With apologies to Mark Twain, reports of the death of organized medicine have been greatly exaggerated.
In a recent HBJ article ("Healthcare consolidation means waning influence for medical societies") two Hartford-area physicians shared their opinions and perspectives about organized medicine and the role of the medical society in today's practice environment.
Connecticut is not the only state facing membership challenges in a rapidly-evolving healthcare environment. Medical societies across the country — states, counties, locals, specialties — are all confronting these issues.
As the state's largest medical association, CSMS has members in every county, every specialty and every practice model. We consider all Connecticut physicians to be potential members, and we do not limit our activities to a certain type of practice or employment status.
In terms of legislative and regulatory influence, CSMS physician advocacy isn't limited to just one or two bills during the months of the legislative session. Our work goes on throughout the year, and has an impact on physicians at every stage of practice, in every specialty, in every county.

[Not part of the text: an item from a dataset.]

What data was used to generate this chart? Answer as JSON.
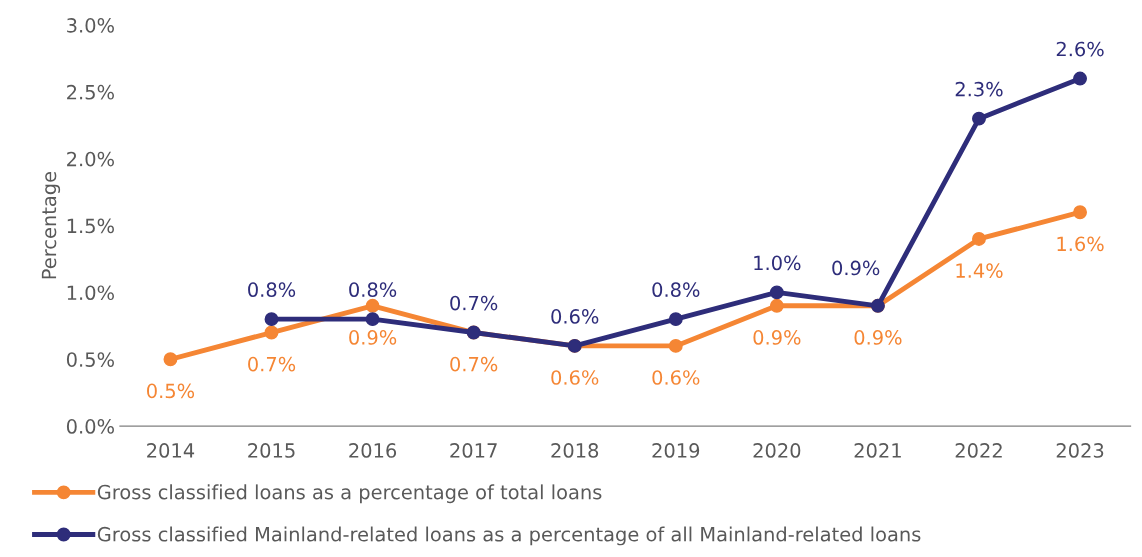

In Hartford, CSMS has repeatedly and successfully led efforts to defeat bills that would worsen the state's already-bad medical liability environment. CSMS physician leaders were invited to participate in the Bipartisan Roundtable on Hospitals and Healthcare, co-chaired by Sen. President Martin Looney (D-New Haven) and Sen. Minority Leader Len Fasano (R-North Haven) and many of the concerns our physicians raised were addressed in the package of bills introduced by the two senators.
In addition, CSMS-supported legislation passed for opioid overdose prevention, youth athlete concussions, e-cigarettes, pediatric vision screening, and network adequacy for insurance plans.
From a regulatory perspective, CSMS representatives sit on a broad range of state boards and councils: the All Payer Claims Database Advisory Board, the Tobacco and Health Trust Fund Board, the CT Nutrition Council, the CT Public Health Association, the CT Cancer Coalition, and the CT Immunization Coalition. Each of these groups affects the health and well-being of Connecticut residents, so having this consistent physician presence is critical.
CSMS physicians are active participants in the state's Concussion Task Force and the Department of Social Services' Medicaid Advisory Board. CSMS is continuing its collaborative efforts with the Department of Public Health (DPH) on issues of childhood obesity, nutrition and domestic violence.
CSMS physician leaders serve as members of the State Innovation Model (SIM) project, which administers a multi-million dollar federal award to expand primary care, provide greater consistency in quality, and promote value for the healthcare dollar.
CSMS has representatives on the SIM steering committee, Equity and Access Work Group, Health Information Technology Committee, Practice Transformation Task Force and Quality Council.
During last fall's Ebola crisis, CSMS worked closely with DPH to coordinate the sharing of updated clinical guidelines, patient monitoring, office preparedness, and other critical safety information for physicians across the state.
CSMS is making a difference in less well-known areas of health care, too. As part of a multiyear research project, CSMS is examining the significant racial and ethnic disparities in Connecticut hospital readmissions. Our findings have been published in peer-reviewed medical journals, and presented at national medical meetings.
CSMS has used the research to develop innovative and effective cultural competency programs for physicians. In addition to identifying the problem, CSMS is committed to finding solutions to these disparities.
In February, CSMS hosted a symposium bringing together patients and patient advocates, physicians, nurses, and other stakeholders from across the state. We presented our disparities research to the participants, then actively engaged them in identifying barriers and developing potential solutions. In addition, we were honored to have the presidents of the American Medical and the National Medical Association as guest speakers; both publicly commended CSMS for bringing Connecticut to the forefront of this important healthcare quality issue.
CSMS reaches out to the broader community in many other ways. Partnering with several other groups, we were awarded a national grant to develop a leadership curriculum for young physicians that culminated in a two-day summit for residents and fellows earlier this year. This fall, CSMS will host a program with the VA on caring for patients with Post Traumatic Stress Disorder and Traumatic Brain Injury, as well as the resources available through the Veterans Access, Choice and Accountability Act of 2014 (Choice Act) to improve and expand access to care for our veterans.
In November, CSMS will present a full-day program on wellness and integrative medicine. Open to the public, the program will bring together physician leaders, legislators and regulators to discuss new approaches to wellness and integrative medicine.
Continuing medical education is essential to maintaining quality patient care, and CSMS supports this effort by serving as the national Accreditation Council for Continuing Medical Education (ACCME) designee for Connecticut. CSMS accredits Connecticut hospitals and other organizations as providers of continuing medical education (CME). In 2014, CSMS-accredited programs provided nationally-recognized CME credit to 5,106 Connecticut physicians and 3,699 other healthcare professionals.
Since our founding in 1792, the practice of medicine has certainly changed. The CSMS commitment to represent the interests of physicians and their patients remains as strong as ever.